One year after the 79 men were circumcised, they had 38,000 bacteria on their penis, compared to 57,000 on the uncircumcised men.

It's not clear why the number of bacteria decreased in both groups, but the difference here was enough to be considered significant by the researchers. There was about a 5 percent likelihood that the difference between the two groups was due to chance.

However, the more significant difference is the way the microbiomes changed in each group. There were 15 different types of bacteria that decreased in the circumcised men, and 12 of them were "anaerobic," which means they grow better without oxygen.

Three other anaerobic bacteria did not decrease on the circumcised men, and seven types of aerobic bacteria (which require oxygen to grow) increased on these men.

Five of the aerobic bacteria that increased on the circumcised men also increased on the uncircumcised men. It's possible that environmental or behavioral changes influenced this increase in both groups.

"From an ecological perspective, it's like rolling back a rock and seeing the ecosystem change," said co-author Lance Price in a prepared statement. "You remove the foreskin and you're increasing the amount of oxygen, decreasing the moisture - we're changing the ecosystem."

Overall, after making adjustments for the time that passed and the changes in both groups, the researchers determined that the change in microbiome in the circumcised men was a drop overall in the types and amount of bacteria. They said this decrease includes bacteria that may be responsible for inflammation.

"We're used to thinking about how disrupting the gut microbiome can make someone more susceptible to an infection," Price said in the statement. "Now we think maybe this disturbance [in the penile microbiome] could be a good thing – could have a positive effect."

It is thought that certain types of bacteria that cause inflammation might make HIV transmission more likely in circumcised men. It's possible that having fewer of these bacteria after circumcision is part of the reason men's HIV risk drops after circumcision.

However, the researchers noted that other changes related to the physical change during circumcision or behavior changes related to being in the trial might play a part in reduced HIV risk as well.
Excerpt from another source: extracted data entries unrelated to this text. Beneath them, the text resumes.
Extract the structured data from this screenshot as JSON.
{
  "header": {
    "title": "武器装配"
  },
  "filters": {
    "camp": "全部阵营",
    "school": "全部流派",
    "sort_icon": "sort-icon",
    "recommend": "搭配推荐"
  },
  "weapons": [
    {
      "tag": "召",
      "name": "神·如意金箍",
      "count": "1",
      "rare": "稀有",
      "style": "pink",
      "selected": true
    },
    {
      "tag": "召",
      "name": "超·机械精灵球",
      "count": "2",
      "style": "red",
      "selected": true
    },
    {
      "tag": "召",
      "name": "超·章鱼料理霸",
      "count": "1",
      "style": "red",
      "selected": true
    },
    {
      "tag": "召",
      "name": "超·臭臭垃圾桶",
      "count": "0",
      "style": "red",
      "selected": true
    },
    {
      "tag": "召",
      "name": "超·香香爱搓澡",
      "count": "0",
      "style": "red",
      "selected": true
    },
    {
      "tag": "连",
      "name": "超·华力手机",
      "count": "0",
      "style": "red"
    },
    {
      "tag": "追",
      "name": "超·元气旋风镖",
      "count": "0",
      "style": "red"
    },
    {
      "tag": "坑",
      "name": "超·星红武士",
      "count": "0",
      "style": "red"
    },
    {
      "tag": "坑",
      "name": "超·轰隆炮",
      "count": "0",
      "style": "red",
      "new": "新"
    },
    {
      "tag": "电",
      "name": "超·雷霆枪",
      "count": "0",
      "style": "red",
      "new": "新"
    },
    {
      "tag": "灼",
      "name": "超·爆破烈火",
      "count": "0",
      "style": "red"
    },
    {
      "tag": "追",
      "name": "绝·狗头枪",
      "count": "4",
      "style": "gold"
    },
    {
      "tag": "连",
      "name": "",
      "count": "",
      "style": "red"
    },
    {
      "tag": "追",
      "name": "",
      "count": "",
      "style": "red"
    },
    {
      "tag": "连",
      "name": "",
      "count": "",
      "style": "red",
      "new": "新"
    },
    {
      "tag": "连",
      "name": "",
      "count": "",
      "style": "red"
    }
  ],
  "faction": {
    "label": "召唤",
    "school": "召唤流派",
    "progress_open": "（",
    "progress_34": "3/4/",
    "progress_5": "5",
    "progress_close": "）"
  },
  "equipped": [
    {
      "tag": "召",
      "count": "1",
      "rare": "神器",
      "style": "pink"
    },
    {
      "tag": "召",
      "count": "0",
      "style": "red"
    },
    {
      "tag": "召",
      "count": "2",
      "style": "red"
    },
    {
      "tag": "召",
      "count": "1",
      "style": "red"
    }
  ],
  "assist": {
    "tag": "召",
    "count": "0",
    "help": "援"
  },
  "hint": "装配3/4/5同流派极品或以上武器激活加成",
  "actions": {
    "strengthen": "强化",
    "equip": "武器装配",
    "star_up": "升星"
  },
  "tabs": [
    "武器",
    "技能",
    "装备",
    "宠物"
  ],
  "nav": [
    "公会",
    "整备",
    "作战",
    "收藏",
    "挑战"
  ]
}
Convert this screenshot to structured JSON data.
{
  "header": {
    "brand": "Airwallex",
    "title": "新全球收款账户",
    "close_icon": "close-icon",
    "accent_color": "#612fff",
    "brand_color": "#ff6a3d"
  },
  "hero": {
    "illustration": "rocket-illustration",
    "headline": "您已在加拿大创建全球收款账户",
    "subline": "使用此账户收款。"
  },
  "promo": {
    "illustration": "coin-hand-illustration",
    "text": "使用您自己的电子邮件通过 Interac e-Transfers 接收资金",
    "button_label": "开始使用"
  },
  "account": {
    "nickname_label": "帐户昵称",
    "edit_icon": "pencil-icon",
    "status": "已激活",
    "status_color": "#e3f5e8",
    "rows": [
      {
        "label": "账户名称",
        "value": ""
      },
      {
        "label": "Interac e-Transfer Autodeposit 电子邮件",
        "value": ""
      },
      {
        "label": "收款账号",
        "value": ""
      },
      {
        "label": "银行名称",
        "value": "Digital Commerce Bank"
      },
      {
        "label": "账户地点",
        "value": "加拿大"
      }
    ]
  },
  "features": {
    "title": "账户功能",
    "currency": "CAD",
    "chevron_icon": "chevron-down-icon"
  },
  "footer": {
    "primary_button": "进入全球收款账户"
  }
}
This trial involved only adult men who started out as uncircumcised. There is not information in the study to determine whether these sorts of changes exist between infants who were circumcised or not.

The study was published April 16 in the journal mBio. The research was funded by the National Institutes of Health, the Northern Arizona University Technology and Research Initiative Fund, the Cowden Endowment in Microbiology at Northern Arizona University and the Doris Duke Charitable Foundation Clinician Scientist Development Award.